Vaincus en décembre 2013 par des éléments des Forces Armées de la République Démocratique du Congo (FARDC) conduits par le colonel Mamadou Ndala (qui sera lâchement tué quelques mois après), les rebelles du M23 ont repris les armes depuis près de six mois. Soutenus par le pouvoir de Kigali (Rwanda), voire de Kampala (Ouganda), les rebelles du M23 occupent la Cité de Bunagana- à la frontière avec l’Ouganda – depuis quatre mois.
Il y a quelques semaines, ils se sont emparés de Rutshuru-centre et de Kiwanja. Conscients du danger qui guette la ville de Goma (chef-lieu de la province du Nord-Kivu) qui semble être le principal objectif des insurgés pour obtenir le dialogue avec le gouvernement de Kinshasa, Félix-Antoine Tshisekedi, le commandant suprême des FARDC a non seulement décrété une mobilisation générale, mais aussi secoué l’Exécutif national pour doter les FARDC des moyens adéquats pour mettre fin à l’aventure des rebelles du M23. C’est qui a été fait avec l’acquisition des avions de chasse (de marque Sukhoi 25) et des hélicoptères.
Alors qu’elle se déroule dans les montagnes du Kivu, la guerre entre les FARDC et le M23 semble être suivie en direct. Et cela, par la magie des réseaux sociaux. C’est presque chaque jour que les militaires qui sont au front se font filmer et publient des vidéos. Leur moindre avancée sur terrain est connue de tous. Toutes leurs nouvelles acquisitions en matériels de guerre sont exhibées.
Pire, ils publient même des vidéos des militaires blessés au front. La plus célèbre est celle de ce colonel, blessé au genou, s’appuyant sur deux de ses collègues, qui pleurait des douleurs.
Les marques d’avions de chasse acquis par les forces aériennes de la RDC sont connues non seulement par tous les Congolais, mais aussi et surtout par l’ennemi.

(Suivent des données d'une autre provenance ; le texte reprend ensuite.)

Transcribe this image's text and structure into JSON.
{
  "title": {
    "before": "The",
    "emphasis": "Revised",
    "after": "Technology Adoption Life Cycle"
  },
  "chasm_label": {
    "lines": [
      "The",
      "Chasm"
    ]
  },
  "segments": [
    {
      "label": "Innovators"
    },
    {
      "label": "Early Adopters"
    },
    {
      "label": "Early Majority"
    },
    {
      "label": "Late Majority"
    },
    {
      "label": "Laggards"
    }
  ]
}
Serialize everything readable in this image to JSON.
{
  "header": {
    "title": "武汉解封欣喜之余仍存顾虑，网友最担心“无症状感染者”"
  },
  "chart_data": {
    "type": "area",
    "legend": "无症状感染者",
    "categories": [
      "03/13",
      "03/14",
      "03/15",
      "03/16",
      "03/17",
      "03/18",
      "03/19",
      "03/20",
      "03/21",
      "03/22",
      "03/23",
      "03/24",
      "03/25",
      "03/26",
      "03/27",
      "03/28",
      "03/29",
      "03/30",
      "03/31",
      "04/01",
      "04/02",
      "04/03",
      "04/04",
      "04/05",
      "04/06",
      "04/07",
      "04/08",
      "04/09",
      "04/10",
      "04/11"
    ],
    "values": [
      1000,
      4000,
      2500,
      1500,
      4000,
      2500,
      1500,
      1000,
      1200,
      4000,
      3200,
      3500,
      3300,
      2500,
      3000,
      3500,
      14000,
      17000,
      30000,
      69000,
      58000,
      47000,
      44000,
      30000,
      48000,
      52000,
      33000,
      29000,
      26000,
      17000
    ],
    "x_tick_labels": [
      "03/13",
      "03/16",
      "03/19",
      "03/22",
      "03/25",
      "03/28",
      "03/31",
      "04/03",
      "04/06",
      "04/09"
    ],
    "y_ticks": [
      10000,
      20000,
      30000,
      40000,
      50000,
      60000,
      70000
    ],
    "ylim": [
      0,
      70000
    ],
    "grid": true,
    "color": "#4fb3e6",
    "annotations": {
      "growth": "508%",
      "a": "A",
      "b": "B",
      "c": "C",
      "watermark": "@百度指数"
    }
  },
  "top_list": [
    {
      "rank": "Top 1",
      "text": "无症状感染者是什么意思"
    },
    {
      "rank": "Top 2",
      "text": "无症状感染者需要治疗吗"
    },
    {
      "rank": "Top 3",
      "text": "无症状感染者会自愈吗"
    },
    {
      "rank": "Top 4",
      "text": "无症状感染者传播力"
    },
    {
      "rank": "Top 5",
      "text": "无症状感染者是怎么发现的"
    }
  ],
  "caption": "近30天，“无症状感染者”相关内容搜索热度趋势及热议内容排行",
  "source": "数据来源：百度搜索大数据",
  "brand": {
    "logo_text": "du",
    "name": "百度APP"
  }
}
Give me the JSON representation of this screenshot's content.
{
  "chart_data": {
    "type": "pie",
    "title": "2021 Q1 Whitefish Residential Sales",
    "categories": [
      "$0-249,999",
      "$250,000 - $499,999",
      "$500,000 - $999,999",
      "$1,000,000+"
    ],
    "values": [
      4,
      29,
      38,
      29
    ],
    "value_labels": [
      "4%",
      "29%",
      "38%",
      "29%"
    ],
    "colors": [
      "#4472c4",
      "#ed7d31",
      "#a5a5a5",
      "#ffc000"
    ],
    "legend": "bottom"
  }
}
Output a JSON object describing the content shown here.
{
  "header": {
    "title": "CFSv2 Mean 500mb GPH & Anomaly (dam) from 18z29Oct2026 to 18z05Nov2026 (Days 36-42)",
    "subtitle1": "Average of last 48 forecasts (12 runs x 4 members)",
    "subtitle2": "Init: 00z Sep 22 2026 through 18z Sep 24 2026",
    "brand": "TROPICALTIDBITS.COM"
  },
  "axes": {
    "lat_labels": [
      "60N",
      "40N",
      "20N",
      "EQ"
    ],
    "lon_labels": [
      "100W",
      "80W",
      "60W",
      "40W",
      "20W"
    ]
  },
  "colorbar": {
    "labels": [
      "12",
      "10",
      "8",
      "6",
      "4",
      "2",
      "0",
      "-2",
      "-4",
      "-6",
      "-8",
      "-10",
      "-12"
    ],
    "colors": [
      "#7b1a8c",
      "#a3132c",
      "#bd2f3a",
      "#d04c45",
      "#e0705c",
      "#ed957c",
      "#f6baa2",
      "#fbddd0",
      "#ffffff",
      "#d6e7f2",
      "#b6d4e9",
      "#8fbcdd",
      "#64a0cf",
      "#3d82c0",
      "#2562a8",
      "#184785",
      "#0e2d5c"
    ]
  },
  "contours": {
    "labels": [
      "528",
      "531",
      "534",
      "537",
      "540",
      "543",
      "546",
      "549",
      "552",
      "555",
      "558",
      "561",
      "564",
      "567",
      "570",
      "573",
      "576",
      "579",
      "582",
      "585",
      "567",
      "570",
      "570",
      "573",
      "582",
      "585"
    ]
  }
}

Même quand un avion chinois atterrit à l’aéroport de Goma pour débarquer des matériels de guerre, les téléphones sont mis à contribution pour dire au monde entier « voici ce que la RDC a acheté pour faire sa guerre contre les groupes rebelles qui écument dans l’Est ».
Est-ce que les militaires congolais qui postent des vidéos savent qu’ils permettent à l’ennemi de localiser leur position au front ? Est-ce que les militaires congolais qui postent des images de leurs collègues blessés savent qu’ils sèment la peur dans les têtes de ceux qui n’ont pas rejoint le front ? Est-ce que les militaires congolais qui postent leurs photos savent qu’ils donnent l’occasion à l’ennemi d’identifier le type d’armes qu’ils portent ?
Question : qui autorise ou qui laisse les éléments des Forces Armées de la République Démocratique du Congo qui sont au front pour se faire filmer et poster des vidéos ? Et mon fils de me poser une autre question : comment ces militaires, censés être concentrés pour surveiller tous les mouvements de l’ennemi, trouvent-ils le temps de charger leurs téléphones ?
Militaire ayant fait la guerre de 40-45, mon père, Emmanuel Kabamba, me rappelait que pendant la guerre on ne filme pas tout, on ne montre pas tout, on ne dit pas tout. Si le lieutenant-général Christian Tshiwewe, le chef d’Etat-major des FARDC, peut rappeler ce principe aux troupes engagées au front, l’ennemi pourra être dérouté.